Science Update

Measuring Soil Components—in the Field

An instrument designed to provide in-field analysis of key soil constituents may be on the horizon. A prototype has been built and tested for mechanical durability by Veris Technologies, part of Kejr, Inc., of Salina, Kansas. It consists of a thick soil shank with a sensor that uses near-infrared-reflectance spectroscopy to take readings through a sapphire "window" on its bottom. Initial field trials have demonstrated an ability to measure moisture, organic carbon, and total nitrogen in soils.

Data from on-the-go soil analyses—particularly of important components like nitrogen and carbon—could help growers and land managers adjust their field applications of fertilizer and pesticides for optimal agricultural benefit and minimal environmental harm. The device can also be used to measure in-soil carbon storage, a topic of growing interest because of the potential for soils to help reduce the buildup of greenhouse gases in the atmosphere.

Laboratory analyses of soil samples and interpretation of data are being completed under a cooperative research and development agreement with Veris Technologies.

David A. Laird, USDA-ARS National Soil Tilth Laboratory, Ames, Iowa; phone (515) 294-1581.

High-Fiber Fat Replacement May Help Trim Waistlines

Z-trim, a natural food ingredient made from crop-processing byproducts, such as oat, soybean, or rice hulls, may be on its way to commercialization. It has been found to act as a satisfactory fat replacement in many processed foods, helping to give them pleasing texture, mouth feel, body, and moisture retention.

Tests have shown that Z-trim works well in dairy products, baked goods, pasta, snack foods, ground meats, and nutritional drinks. It adds no calories and provides insoluble fiber that aids digestion.

Developed in 1995 and patented in 1998, it was originally licensed by Fiber-Gels Technologies, Inc., and more recently was acquired by Circle Group Internet, Inc., of Mundelein, Illinois. With demand for carbohydrate-based fat replacements rising, the company plans to seek commercial food processors to help market Z-trim. Forecasts have predicted a potential $360 million market by 2004.

George E. Inglett, USDA-ARS National Center for Agricultural Utilization Research, Peoria, Illinois; phone (309) 681-6363.

Temperature Rise Might Stall Seed Yield

Although higher carbon dioxide levels expected from global changes under way may increase forage and seed crop yields under optimum temperatures, global warming might also leave seed crops partly sterile. What's most threatening to cereal grains and legumes is the potential rise in temperatures. Research has shown that for every 2 °F the temperature increases above ideal levels, seed productivity decreases about 10 percent. But photosynthesis and plant size aren't much affected until much higher temperatures are reached.

Elevated-temperature studies have shown that either pollination of individual flowers fails completely or seeds of some crops develop poorly, even when fertilization is successful. Breeders hope to use traditional techniques to build in tolerance to hot environments, if high-yielding wild relatives—or even current cultivars—can be identified. Cultivars that shed pollen earlier in the day, when temperatures are cooler, would be more likely to flourish. Genetic engineering could help scientists introduce desirable genes for such traits from other plants.

L. Hartwell Allen, Jr., USDA-ARS Crop Genetics and Environmental Research Unit, Gainesville, Florida; phone (352) 392-6180.

Activated Carbons From . . . Poultry Litter?

The billions of chickens raised annually by U.S. growers produce a lot of manure-laden litter.
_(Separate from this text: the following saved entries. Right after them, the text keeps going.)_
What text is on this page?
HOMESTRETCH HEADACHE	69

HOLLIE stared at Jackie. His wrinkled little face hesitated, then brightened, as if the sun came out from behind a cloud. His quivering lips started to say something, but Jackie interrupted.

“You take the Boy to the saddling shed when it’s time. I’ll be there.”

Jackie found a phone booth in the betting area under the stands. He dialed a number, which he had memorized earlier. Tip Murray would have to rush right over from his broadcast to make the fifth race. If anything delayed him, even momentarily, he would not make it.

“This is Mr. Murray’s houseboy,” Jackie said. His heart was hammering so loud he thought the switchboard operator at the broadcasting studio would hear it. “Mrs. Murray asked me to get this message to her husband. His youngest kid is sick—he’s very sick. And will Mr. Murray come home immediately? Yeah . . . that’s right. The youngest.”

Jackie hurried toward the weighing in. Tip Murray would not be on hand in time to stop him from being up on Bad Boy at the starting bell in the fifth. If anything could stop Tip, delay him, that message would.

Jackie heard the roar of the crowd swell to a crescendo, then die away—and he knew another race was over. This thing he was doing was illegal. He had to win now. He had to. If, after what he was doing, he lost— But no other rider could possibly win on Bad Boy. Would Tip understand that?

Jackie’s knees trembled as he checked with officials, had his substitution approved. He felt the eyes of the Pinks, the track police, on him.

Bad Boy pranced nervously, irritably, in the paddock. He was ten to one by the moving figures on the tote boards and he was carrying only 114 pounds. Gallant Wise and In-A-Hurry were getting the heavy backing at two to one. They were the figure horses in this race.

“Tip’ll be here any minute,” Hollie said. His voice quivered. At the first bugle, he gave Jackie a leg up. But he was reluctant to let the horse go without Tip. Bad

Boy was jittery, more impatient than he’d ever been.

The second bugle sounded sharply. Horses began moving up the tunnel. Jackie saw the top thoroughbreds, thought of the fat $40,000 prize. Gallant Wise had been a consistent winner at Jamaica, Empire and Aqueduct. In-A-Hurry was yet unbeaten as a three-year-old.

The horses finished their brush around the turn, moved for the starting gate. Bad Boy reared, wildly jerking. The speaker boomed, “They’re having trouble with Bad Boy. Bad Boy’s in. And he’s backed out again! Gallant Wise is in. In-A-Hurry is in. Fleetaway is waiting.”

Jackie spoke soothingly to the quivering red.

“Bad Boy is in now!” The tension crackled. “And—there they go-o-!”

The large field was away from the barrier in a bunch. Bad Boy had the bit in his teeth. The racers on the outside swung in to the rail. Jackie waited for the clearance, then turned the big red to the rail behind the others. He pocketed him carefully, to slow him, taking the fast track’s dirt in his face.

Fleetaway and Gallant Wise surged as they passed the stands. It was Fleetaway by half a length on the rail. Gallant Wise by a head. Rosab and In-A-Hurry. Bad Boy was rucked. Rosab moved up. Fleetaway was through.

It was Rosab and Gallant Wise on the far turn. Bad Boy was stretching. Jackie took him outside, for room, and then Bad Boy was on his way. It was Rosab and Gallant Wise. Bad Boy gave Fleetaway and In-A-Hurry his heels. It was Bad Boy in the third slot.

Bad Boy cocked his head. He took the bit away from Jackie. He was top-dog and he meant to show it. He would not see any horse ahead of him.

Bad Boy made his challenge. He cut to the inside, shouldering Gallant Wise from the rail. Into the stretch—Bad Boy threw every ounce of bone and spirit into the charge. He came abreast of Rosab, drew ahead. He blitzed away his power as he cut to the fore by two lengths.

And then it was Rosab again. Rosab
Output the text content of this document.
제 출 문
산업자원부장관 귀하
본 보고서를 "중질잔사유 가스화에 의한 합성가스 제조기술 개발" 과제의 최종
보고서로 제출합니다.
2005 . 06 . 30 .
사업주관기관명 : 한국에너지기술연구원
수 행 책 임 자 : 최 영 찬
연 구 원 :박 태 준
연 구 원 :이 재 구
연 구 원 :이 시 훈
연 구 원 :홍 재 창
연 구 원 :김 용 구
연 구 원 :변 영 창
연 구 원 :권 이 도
It's worth about $3 to $10 a ton when sold for use as fertilizer. But the topical application of manure to farm fields can lead to a leaching of nutrients that contributes to costly pollution of rivers and streams. And unused poultry litter presents a very large waste-disposal problem.

Scientists have long searched for uses that would not only solve the manure-disposal problem, but would also generate revenue. Now, a way has been found to convert poultry litter into activated carbons that can be used to soak up environmental pollutants. Bituminous coal and coconut shells are the two materials most commonly used to manufacture activated carbons today. Coal is an expensive and nonrenewable resource, and coconut shells are not readily available here. But poultry manure is plentiful and cheap.

When pelletized and activated under specific conditions, poultry litter becomes a highly porous material with a large surface area. Early tests showed that these activated carbons perform well in adsorbing copper, which suggests that they may do well as a wastewater filter for other metal ions. Their adsorption capacity may also make them more cost effective than activated carbons on the market. Researchers are seeking a commercial partner to further develop this innovative technology.

Isabel M. Lima, USDA-ARS Commodity Utilization Research Unit, New Orleans, Louisiana; phone (504) 286-4475.

"Science Update" was published in the August 2003 issue of Agricultural Research magazine.